Both layers are flat in the sense that they consist of tags
assigned to individual word tokens, but the syntactic layer also
gives information about constituent structure, as exemplified in
the annotation of the sentence Genom skattereformen införs
individuell beskattning av arbetsinkomster (Through the tax
reform, individual taxation of work income is introduced):
*GENOM PR AAPR
SKATTEREFORMEN NNDDSS AA
INFÖRS VVPSSMPA FV
INDIVIDUELL AJ SSAT
BESKATTNING VN SS
AV PR SSETPR
ARBETSINKOMSTER NN SS SSET
. IP IP
The first column of annotation is the lexical analysis, while
the second column is the syntactic analysis. The grammatical
subject of the sentence is the phrase individuell beskattning
av arbetsinkomster (individual taxation of work income),
where the head word beskattning (taxation) is assigned
the simple tag SS for subject, while the pre-modifying
adjective individuell (individual) is tagged SS and AT
for adjectival modifier; in the post-modifying prepositional
phrase, the noun arbetsinkomster (work income) is tagged
SS and ET for post-modifier, while the preposition av
(of) is tagged SS, ET and PR for preposition.
Tables explaining the categories used can be found here:
Conversion
The syntactic analysis in Talbanken76 is described by its
creators as an eclectic combination of
dependency grammar, topological field analysis and
immediate constituent analysis. This makes it
very suitable for conversion to both
phrase structure and dependency annotation. The conversion
has proceeded in three steps:
-
The original flat but multi-layered annotation is converted
to a bare phrase structure annotation, i.e. a phrase
structure with unlabeled nonterminal nodes, and edges labeled
with grammatical functions. This conversion is rather
straightforward given the partially hierarchical annotation
exemplified above.
-
The bare phrase structure annotation is extended to a full
phrase structure representation by labeling nonterminal nodes
with syntactic categories. These categories are not part of
the original annotation and have to be inferred from
other parts of the annotation.
-
The full phrase structure annotation is converted to a
dependency annotation using the standard technique with
head-finding rules and
preserving grammatical functions as edge labels. Head-finding
rules are not part of the original annotation scheme and have
to be constructed manually.
Phrase Structure Annotation
The phrase structure annotation, which is the outcome of the second
conversion step, uses a conventional set of phrase types (S, NP, VP,
etc.) in combination with the grammatical functions of the original
MAMBA annotation. The representation allows discontinuous phrases,
although discontinuous constituents are relatively rare in the treebank.

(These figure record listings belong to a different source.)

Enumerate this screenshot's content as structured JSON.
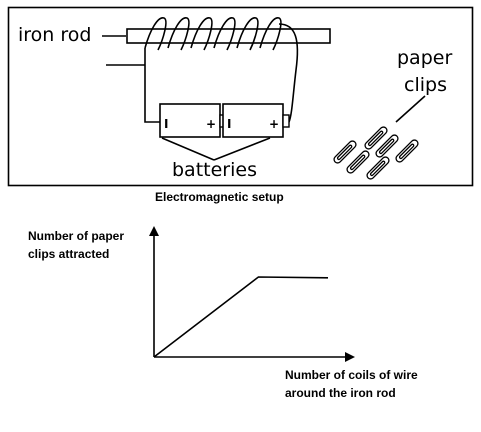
{
  "setup": {
    "iron_rod_label": "iron rod",
    "paper_clips_label_line1": "paper",
    "paper_clips_label_line2": "clips",
    "batteries_label": "batteries",
    "battery_minus": "I",
    "battery_plus": "+",
    "caption": "Electromagnetic setup"
  },
  "graph": {
    "ylabel_line1": "Number of paper",
    "ylabel_line2": "clips attracted",
    "xlabel_line1": "Number of coils of wire",
    "xlabel_line2": "around the iron rod"
  },
  "chart_data": {
    "type": "line",
    "title": "",
    "xlabel": "Number of coils of wire around the iron rod",
    "ylabel": "Number of paper clips attracted",
    "series": [
      {
        "x": [
          0,
          0.6,
          1.0
        ],
        "y": [
          0,
          1.0,
          0.99
        ]
      }
    ]
  }
}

The phrase structure annotation comes in two versions, one with the
flattest possible trees that can be extracted from the original
annotation, called Flat Phrase Structure (FPS),
and one where trees have been deepened by inserting,
e.g., NPs within PPs and VPs within (larger) VPs,
called Deepened Phrase Structure (DPS).
In both cases, the conversion has necessitated the introduction
of a small number of new syntactic functions.
Dependency Structure Annotation
The dependency annotation (Dep), which is the outcome of the third conversion
step, consists of terminal nodes connected by edges labeled with
the same syntactic functions as DPS, extended with the label ROOT
for words that are not governed by another word in the dependency
structure. The representation allows non-projective
dependency structures, which are needed to capture discontinuous
constituents.
The conversion from phrase structure to dependency structure
uses a priority list for finding the head of a phrase.